State assessment and referral agency

In an effort to streamline and better integrate development assessment by state agencies, major reforms have commenced to the Sustainable Planning Act 2009 (SPA) with the SARA going live on 1 July 2013.

Previously state agencies were individually responsible for administering state approvals. There were seven different state referral agencies, including the Department of Transport and Main Roads and the Department of Environment and Heritage Protection, and 17 separate assessment manager roles.

Department of State Development, Infrastructure and Planning

With the commencement of the SARA, all of the state agency roles and powers have been transferred to the Department of State Development, Infrastructure and Planning (DSDIP). The DSDIP will be the single state assessment manager and referral agency for all development applications requiring state assessment[1] and will also be responsible for managing appeals and legal proceedings relating to decisions made under the SARA. The former state referral agencies will continue to provide advice to the DSDIP as technical agencies.

Under the SARA the chief executive administering the SPA (currently the Director-General of the DSDIP) is formally vested with all the assessment and decision making powers previously exercised by different state agencies.

A more transparent approval process

The new reforms are intended to deliver a fairer and more transparent state approval process.

The SARA process will also apply to any new requests for changes to existing approvals made after 1 July and new IDAS forms now apply for development applications under the SPA.

To support the commencement of the SARA, a new workflow and records system known as ‘MyDAS’ has been established, which is a recognised e-IDAS solution under the SPA. The MyDAS system also provides GIS mapping linkages, interactive checklists and IDAS forms.

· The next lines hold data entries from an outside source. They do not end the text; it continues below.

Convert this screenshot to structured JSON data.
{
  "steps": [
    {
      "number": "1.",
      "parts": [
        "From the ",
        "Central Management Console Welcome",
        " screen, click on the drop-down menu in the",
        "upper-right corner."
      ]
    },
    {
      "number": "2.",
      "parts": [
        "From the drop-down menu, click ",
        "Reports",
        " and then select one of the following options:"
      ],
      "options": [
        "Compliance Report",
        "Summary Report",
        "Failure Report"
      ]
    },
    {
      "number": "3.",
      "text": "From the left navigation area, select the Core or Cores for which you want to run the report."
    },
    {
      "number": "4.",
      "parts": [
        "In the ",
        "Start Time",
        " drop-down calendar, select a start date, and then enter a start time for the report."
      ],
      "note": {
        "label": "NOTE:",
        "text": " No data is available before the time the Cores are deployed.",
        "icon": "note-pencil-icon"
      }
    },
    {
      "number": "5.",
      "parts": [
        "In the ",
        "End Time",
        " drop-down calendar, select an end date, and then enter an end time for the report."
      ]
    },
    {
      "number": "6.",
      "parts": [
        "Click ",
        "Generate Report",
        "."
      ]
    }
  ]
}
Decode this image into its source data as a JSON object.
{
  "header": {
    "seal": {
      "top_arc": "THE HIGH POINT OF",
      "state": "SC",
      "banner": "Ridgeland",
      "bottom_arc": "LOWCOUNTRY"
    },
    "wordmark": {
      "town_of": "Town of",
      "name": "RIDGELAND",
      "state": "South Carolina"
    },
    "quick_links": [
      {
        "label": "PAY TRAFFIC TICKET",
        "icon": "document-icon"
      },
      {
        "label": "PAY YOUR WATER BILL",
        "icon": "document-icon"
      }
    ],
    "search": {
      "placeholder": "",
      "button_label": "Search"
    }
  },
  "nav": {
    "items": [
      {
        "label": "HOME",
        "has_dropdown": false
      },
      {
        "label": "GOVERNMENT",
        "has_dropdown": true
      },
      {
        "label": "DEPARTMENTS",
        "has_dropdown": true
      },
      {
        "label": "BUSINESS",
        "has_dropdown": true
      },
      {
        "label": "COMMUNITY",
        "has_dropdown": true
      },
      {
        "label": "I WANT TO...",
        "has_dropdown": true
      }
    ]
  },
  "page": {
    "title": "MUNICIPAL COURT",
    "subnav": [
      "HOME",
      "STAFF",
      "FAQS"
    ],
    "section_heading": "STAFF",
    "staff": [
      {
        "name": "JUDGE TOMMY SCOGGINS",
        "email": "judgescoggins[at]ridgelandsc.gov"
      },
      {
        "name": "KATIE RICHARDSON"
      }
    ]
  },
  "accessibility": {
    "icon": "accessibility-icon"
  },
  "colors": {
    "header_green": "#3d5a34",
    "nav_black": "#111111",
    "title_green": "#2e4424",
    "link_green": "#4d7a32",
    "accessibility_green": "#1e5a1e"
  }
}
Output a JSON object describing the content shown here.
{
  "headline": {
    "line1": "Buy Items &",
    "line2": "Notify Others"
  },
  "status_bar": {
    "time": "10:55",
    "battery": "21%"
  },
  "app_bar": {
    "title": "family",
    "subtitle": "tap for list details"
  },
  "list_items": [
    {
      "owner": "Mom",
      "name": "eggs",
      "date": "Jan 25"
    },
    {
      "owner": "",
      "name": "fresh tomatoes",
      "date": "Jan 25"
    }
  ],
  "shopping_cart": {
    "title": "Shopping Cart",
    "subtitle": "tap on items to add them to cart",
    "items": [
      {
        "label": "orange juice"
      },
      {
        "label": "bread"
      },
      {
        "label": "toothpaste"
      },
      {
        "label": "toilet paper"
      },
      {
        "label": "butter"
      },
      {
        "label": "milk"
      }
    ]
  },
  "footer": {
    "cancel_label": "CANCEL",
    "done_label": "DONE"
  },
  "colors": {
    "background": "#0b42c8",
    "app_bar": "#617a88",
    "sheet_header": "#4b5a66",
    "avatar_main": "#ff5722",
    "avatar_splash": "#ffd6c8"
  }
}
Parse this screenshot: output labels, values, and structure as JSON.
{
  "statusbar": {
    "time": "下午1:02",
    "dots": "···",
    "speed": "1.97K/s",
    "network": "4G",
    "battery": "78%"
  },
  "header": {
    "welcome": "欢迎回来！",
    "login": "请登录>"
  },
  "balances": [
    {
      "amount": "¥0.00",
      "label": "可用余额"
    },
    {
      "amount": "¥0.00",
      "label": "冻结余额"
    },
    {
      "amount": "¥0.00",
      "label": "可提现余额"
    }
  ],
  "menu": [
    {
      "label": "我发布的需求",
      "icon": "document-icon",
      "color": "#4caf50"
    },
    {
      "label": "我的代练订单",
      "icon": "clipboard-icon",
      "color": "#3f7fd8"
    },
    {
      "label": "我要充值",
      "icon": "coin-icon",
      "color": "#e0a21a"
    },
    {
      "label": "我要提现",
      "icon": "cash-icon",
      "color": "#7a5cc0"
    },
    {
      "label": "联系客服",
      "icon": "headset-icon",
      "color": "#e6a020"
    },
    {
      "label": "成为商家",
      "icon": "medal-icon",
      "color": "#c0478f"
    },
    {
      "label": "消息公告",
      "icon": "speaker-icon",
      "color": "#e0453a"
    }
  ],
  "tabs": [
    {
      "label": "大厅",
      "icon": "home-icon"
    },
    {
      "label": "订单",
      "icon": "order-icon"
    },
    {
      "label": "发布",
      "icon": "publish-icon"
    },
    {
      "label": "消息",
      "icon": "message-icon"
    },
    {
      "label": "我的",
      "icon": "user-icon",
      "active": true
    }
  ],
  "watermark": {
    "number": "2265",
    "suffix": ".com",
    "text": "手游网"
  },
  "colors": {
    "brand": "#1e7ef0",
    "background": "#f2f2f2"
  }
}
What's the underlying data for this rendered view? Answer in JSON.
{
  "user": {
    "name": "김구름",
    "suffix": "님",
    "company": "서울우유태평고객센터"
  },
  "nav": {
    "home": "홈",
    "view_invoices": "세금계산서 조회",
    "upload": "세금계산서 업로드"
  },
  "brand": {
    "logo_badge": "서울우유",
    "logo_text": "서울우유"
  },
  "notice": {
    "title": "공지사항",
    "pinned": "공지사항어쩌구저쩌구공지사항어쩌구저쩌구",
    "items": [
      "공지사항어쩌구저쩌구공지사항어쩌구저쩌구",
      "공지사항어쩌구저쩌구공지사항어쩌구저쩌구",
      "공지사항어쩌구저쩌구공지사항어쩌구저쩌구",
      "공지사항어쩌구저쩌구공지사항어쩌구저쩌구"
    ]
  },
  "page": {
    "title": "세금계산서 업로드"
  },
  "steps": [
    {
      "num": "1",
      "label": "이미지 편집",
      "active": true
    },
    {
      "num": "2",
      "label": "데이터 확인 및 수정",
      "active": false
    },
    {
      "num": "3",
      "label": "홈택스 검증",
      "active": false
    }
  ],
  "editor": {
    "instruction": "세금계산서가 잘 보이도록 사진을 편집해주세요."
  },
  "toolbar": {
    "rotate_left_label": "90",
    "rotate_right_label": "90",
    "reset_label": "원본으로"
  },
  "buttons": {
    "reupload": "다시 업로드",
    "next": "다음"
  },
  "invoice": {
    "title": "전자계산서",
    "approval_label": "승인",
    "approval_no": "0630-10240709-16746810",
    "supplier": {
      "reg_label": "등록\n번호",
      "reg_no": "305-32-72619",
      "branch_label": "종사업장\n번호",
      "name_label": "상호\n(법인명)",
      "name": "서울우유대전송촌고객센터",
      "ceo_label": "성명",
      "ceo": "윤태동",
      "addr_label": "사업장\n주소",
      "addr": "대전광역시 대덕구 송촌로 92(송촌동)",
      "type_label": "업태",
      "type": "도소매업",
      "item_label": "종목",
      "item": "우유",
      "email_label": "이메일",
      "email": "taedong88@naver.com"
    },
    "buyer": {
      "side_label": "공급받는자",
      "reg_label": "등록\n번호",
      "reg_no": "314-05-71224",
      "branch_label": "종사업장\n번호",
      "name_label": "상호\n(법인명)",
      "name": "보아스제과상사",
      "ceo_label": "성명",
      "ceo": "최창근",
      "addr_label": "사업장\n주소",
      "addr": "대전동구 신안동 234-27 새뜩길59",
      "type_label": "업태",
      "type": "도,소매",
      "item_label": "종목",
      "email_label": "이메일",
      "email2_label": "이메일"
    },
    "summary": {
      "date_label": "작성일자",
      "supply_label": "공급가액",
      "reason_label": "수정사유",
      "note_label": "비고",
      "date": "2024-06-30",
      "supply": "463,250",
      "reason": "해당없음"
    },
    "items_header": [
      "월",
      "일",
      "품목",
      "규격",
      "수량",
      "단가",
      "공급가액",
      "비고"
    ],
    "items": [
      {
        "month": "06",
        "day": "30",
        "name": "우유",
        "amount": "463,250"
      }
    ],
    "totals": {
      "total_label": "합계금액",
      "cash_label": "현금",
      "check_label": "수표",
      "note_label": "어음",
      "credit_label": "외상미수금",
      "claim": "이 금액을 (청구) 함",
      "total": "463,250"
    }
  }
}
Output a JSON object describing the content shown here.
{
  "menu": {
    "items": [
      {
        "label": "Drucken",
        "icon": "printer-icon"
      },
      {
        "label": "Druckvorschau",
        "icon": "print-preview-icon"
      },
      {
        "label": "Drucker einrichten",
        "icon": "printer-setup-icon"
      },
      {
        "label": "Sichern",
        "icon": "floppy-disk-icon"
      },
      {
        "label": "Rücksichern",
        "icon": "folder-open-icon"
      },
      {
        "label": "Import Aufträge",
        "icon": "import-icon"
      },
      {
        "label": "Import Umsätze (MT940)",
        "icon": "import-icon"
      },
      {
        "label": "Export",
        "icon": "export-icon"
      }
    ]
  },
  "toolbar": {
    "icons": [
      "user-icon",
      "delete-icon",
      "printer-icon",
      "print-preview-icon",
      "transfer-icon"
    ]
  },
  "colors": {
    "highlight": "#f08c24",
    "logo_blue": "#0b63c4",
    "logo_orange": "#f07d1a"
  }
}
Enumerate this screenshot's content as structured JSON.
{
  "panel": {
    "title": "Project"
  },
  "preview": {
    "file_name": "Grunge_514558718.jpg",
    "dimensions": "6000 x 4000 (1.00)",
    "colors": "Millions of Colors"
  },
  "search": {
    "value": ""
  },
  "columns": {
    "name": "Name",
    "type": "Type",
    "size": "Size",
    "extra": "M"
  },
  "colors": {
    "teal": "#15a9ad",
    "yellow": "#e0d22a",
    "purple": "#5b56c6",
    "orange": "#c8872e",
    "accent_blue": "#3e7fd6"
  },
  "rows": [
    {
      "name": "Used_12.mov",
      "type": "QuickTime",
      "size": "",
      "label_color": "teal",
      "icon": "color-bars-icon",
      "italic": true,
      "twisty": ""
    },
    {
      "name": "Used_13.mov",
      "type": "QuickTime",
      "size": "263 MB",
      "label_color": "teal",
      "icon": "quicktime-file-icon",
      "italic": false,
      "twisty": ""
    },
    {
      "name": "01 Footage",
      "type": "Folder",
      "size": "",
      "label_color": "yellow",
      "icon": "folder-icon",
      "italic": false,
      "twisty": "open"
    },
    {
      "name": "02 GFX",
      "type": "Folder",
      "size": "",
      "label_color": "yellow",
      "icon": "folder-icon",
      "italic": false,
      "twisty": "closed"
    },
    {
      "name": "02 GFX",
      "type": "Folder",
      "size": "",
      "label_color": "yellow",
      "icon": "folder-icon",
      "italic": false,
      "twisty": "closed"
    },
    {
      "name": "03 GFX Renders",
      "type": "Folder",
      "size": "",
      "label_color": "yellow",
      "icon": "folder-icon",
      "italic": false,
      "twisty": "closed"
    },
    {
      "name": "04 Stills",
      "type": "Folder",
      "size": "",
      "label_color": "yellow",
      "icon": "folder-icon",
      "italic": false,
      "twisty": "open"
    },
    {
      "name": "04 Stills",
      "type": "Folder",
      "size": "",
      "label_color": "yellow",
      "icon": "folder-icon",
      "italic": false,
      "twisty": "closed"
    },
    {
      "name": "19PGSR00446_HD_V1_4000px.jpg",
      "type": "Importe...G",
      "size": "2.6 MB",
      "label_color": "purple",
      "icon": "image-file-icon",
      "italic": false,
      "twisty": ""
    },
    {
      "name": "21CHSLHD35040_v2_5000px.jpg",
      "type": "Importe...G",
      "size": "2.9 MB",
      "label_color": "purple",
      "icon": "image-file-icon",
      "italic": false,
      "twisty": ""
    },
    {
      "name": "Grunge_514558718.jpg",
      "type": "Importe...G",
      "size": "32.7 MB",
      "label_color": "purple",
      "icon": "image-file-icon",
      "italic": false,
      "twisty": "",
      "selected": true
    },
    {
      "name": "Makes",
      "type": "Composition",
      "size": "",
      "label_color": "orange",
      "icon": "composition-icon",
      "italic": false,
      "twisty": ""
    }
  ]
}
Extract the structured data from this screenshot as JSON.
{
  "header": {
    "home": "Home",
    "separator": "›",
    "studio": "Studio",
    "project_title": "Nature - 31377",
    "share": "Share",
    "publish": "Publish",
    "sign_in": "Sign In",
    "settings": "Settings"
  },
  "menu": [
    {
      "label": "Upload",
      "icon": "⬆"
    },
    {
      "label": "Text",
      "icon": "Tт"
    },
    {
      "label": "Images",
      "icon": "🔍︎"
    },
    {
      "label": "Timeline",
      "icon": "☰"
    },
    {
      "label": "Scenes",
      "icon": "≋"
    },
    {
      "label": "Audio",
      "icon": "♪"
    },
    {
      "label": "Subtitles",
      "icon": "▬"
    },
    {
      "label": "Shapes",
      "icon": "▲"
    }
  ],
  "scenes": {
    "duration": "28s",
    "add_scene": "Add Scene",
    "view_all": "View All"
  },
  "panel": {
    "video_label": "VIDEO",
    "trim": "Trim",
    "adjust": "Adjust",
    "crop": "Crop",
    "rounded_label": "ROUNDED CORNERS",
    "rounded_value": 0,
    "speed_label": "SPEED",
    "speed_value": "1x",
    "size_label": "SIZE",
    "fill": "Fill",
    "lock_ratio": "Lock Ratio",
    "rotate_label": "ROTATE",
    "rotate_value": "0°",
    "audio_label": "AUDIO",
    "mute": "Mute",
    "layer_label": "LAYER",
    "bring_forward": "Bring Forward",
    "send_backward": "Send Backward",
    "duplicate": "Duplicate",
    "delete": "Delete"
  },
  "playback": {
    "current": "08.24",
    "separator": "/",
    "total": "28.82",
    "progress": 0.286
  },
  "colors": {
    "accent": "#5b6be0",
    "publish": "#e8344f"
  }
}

State Development Assessment Provisions

The SARA reforms have also included the preparation of new State Development Assessment Provisions (SDAP), which lists all of the State’s criteria for development assessment in one document. The SDAP run to almost 400 pages and are organised around the key themes of:

  • housing and liveable communities
  • economic growth
  • environment and heritage
  • hazards and safety; and
  • transport infrastructure.

The SDAP is a statutory instrument and has effect throughout Queensland for development applications where the chief executive is the assessment manager or a referral agency.

The chief executive will have the same jurisdictions as previously applied to the former state referral agencies so the commencement of the SARA reforms does not initially change the scope of state approvals applying under the SPA.

Effect on property owners and developers

The SARA reforms should simplify the development approval process for development applicants who now have a single state agency as the contact point for all state assessments.

The new MyDAS system also offers the ability to streamline the preparation, lodgement and referral of development applications thus saving time and costs for proponents.

The key challenge in the implementation of the SARA is likely to be how effectively and efficiently the DSDIP can coordinate and integrate the input of the former referral agencies who will continue to be involved as technical agencies and how conflicts between state issues will be resolved.

It is also important to note that the commencement of the SARA is the start of a continuing reform and improvement process with a series of on-going actions to be taken by the DSDIP to further reform state assessment triggers and requirements.